Los mártires poseían esa certeza, que les sostenía, les hacía estar alegres y
sentirse seguros en un mundo lleno de calamidades; los ha «librado» en lo más
profundo, les ha liberado para la verdadera libertad.
Es la
misma confianza que san Pablo expresó tan maravillosamente con las palabras:
«Si Dios está con nosotros, ¿quién estará contra nosotros?... ¿Quién podrá
apartarnos del amor de Cristo? ¿La aflicción, la angustia, la persecución, el
hambre, la desnudez, el peligro, la espada?... Pero en todo esto venceremos
fácilmente por aquel que nos ha amado. Pues estoy convencido de que ni muerte, ni
vida, ni ángeles, ni principados, ni presente, ni futuro, ni potencias, ni
altura, ni profundidad, ni criatura alguna, podrá apartarnos del amor de Dios,
manifestado en Cristo Jesús, Señor nuestro» (Rm 8, 31-39). Por tanto, con la
última petición volvemos a las tres primeras: al pedir que se nos libere del
poder del mal, pedimos en última instancia el Reino de Dios, identificarnos con
su voluntad, la santificación de su nombre. Pero los orantes de todos los
tiempos han interpretado la petición en sentido más amplio. En las
tribulaciones del mundo pedían también a Dios que pusiera límites a los «males»

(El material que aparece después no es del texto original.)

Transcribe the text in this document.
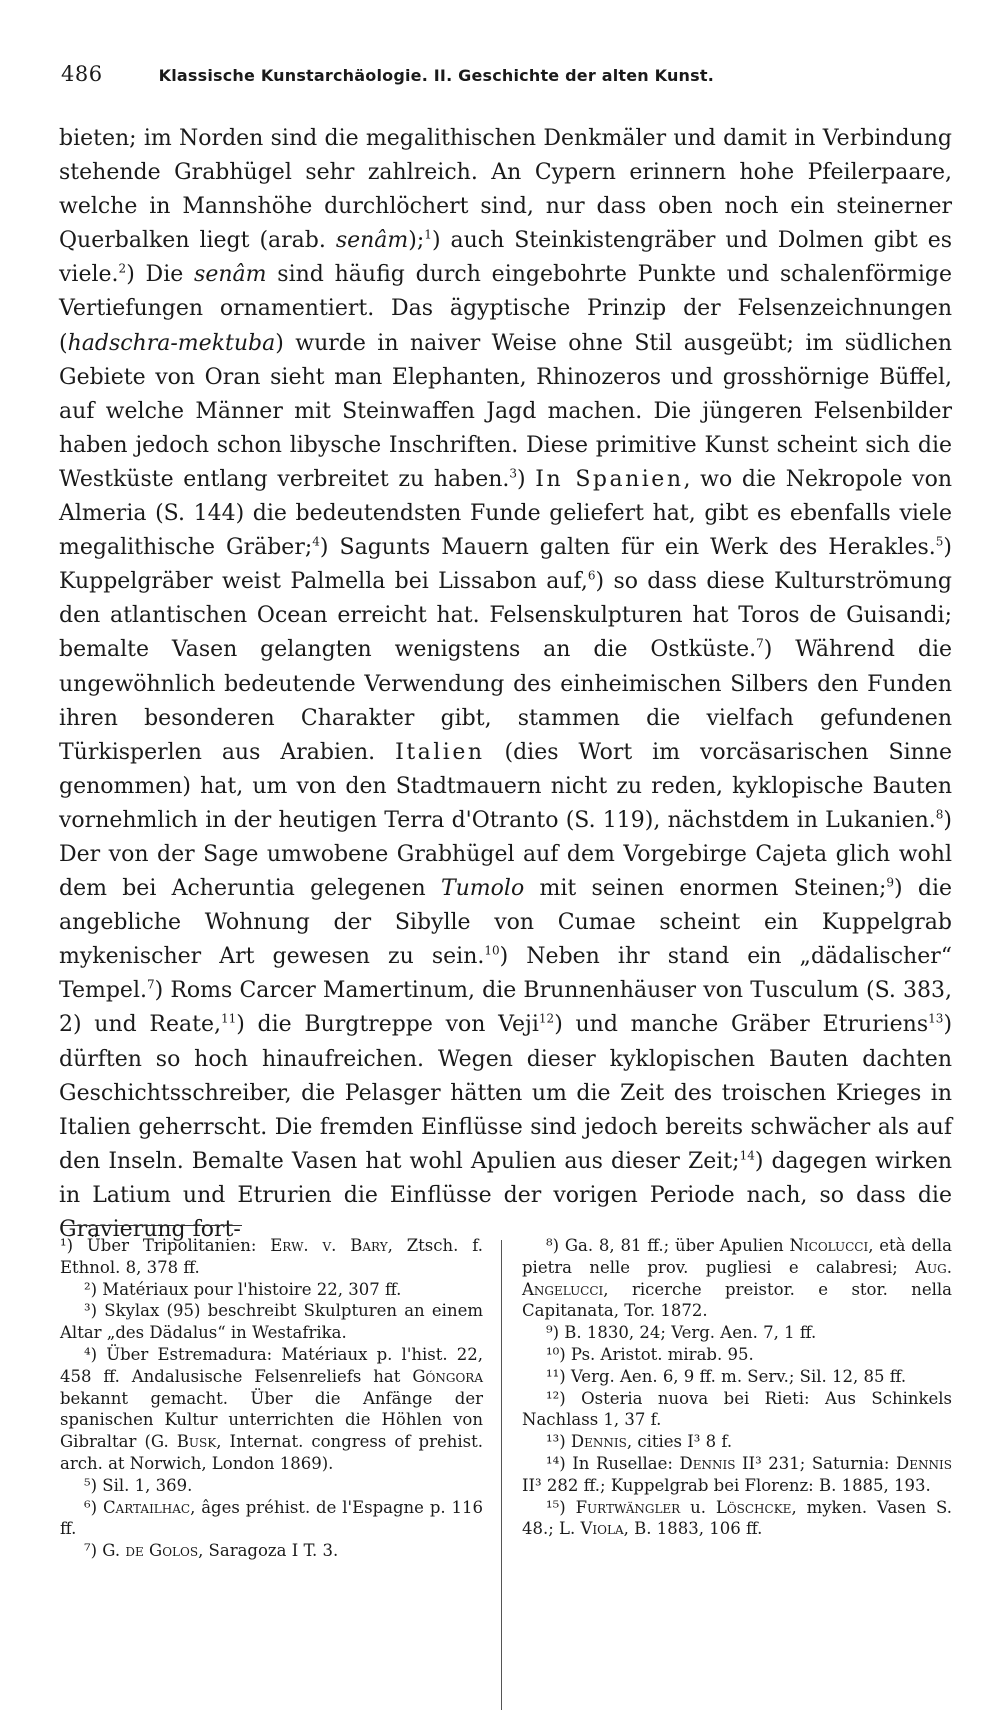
486	Klassische Kunstarchäologie. II. Geschichte der alten Kunst.

bieten; im Norden sind die megalithischen Denkmäler und damit in Verbindung stehende Grabhügel sehr zahlreich. An Cypern erinnern hohe Pfeilerpaare, welche in Mannshöhe durchlöchert sind, nur dass oben noch ein steinerner Querbalken liegt (arab. senâm);$^1$) auch Steinkistengräber und Dolmen gibt es viele.$^2$) Die senâm sind häufig durch eingebohrte Punkte und schalenförmige Vertiefungen ornamentiert. Das ägyptische Prinzip der Felsenzeichnungen (hadschra-mektuba) wurde in naiver Weise ohne Stil ausgeübt; im südlichen Gebiete von Oran sieht man Elephanten, Rhinozeros und grosshörnige Büffel, auf welche Männer mit Steinwaffen Jagd machen. Die jüngeren Felsenbilder haben jedoch schon libysche Inschriften. Diese primitive Kunst scheint sich die Westküste entlang verbreitet zu haben.$^3$) In Spanien, wo die Nekropole von Almeria (S. 144) die bedeutendsten Funde geliefert hat, gibt es ebenfalls viele megalithische Gräber;$^4$) Sagunts Mauern galten für ein Werk des Herakles.$^5$) Kuppelgräber weist Palmella bei Lissabon auf,$^6$) so dass diese Kulturströmung den atlantischen Ocean erreicht hat. Felsenskulpturen hat Toros de Guisandi; bemalte Vasen gelangten wenigstens an die Ostküste.$^7$) Während die ungewöhnlich bedeutende Verwendung des einheimischen Silbers den Funden ihren besonderen Charakter gibt, stammen die vielfach gefundenen Türkisperlen aus Arabien. Italien (dies Wort im vorcäsarischen Sinne genommen) hat, um von den Stadtmauern nicht zu reden, kyklopische Bauten vornehmlich in der heutigen Terra d'Otranto (S. 119), nächstdem in Lukanien.$^8$) Der von der Sage umwobene Grabhügel auf dem Vorgebirge Cajeta glich wohl dem bei Acheruntia gelegenen Tumolo mit seinen enormen Steinen;$^9$) die angebliche Wohnung der Sibylle von Cumae scheint ein Kuppelgrab mykenischer Art gewesen zu sein.$^{10}$) Neben ihr stand ein „dädalischer“ Tempel.$^7$) Roms Carcer Mamertinum, die Brunnenhäuser von Tusculum (S. 383, 2) und Reate,$^{11}$) die Burgtreppe von Veji$^{12}$) und manche Gräber Etruriens$^{13}$) dürften so hoch hinaufreichen. Wegen dieser kyklopischen Bauten dachten Geschichtsschreiber, die Pelasger hätten um die Zeit des troischen Krieges in Italien geherrscht. Die fremden Einflüsse sind jedoch bereits schwächer als auf den Inseln. Bemalte Vasen hat wohl Apulien aus dieser Zeit;$^{14}$) dagegen wirken in Latium und Etrurien die Einflüsse der vorigen Periode nach, so dass die Gravierung fort-

¹) Über Tripolitanien: Erw. v. Bary, Ztsch. f. Ethnol. 8, 378 ff.

²) Matériaux pour l'histoire 22, 307 ff.

³) Skylax (95) beschreibt Skulpturen an einem Altar „des Dädalus“ in Westafrika.

⁴) Über Estremadura: Matériaux p. l'hist. 22, 458 ff. Andalusische Felsenreliefs hat Góngora bekannt gemacht. Über die Anfänge der spanischen Kultur unterrichten die Höhlen von Gibraltar (G. Busk, Internat. congress of prehist. arch. at Norwich, London 1869).

⁵) Sil. 1, 369.

⁶) Cartailhac, âges préhist. de l'Espagne p. 116 ff.

⁷) G. de Golos, Saragoza I T. 3.

⁸) Ga. 8, 81 ff.; über Apulien Nicolucci, età della pietra nelle prov. pugliesi e calabresi; Aug. Angelucci, ricerche preistor. e stor. nella Capitanata, Tor. 1872.

⁹) B. 1830, 24; Verg. Aen. 7, 1 ff.

¹⁰) Ps. Aristot. mirab. 95.

¹¹) Verg. Aen. 6, 9 ff. m. Serv.; Sil. 12, 85 ff.

¹²) Osteria nuova bei Rieti: Aus Schinkels Nachlass 1, 37 f.

¹³) Dennis, cities I³ 8 f.

¹⁴) In Rusellae: Dennis II³ 231; Saturnia: Dennis II³ 282 ff.; Kuppelgrab bei Florenz: B. 1885, 193.

¹⁵) Furtwängler u. Löschcke, myken. Vasen S. 48.; L. Viola, B. 1883, 106 ff.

que asolan el mundo y nuestra vida.
Esta
forma tan humana de interpretar la petición se ha introducido en la liturgia:
en todas las liturgias, a excepción de la bizantina, se amplía la última
petición del Padrenuestro con una oración particular que en la liturgia romana
antigua rezaba: «Líbranos, Señor, de todos los males, pasados, presentes y
futuros. Por la intercesión. .. de todos los santos danos la paz en nuestros
días, para que, ayudados por tu misericordia, vivamos siempre libres de pecado
y protegidos de toda perturbación...». Se percibe el eco de las penurias de los
tiempos agitados, el grito pidiendo salvación completa. Este «embolismo» con el
que se refuerza en la liturgia la última petición del Padrenuestro muestra el
aspecto humano de la
Iglesia. Sí , podemos, debemos pedir al Señor que libere
también al mundo, a nosotros mismos y a muchos hombres y pueblos que sufren, de
todos los males que hacen la vida casi insoportable.
También podemos y debemos aplicar esta
ampliación de la última petición del Padrenuestro a nosotros mismos como examen
de conciencia, como exhortación a colaborar para que se ponga fin a la
prepotencia del «mal». Pero con ello no debemos perder de vista la auténtica
jerarquía de los bienes y la relación de los males con el Mal por excelencia;
nuestra petición no puede caer en la superficialidad: también en esta
interpretación de la petición del Padrenuestro sigue siendo crucial «que seamos
liberados de los pecados», que reconozcamos «el Mal» como la verdadera
adversidad y que nunca se nos impida mirar al Dios vivo.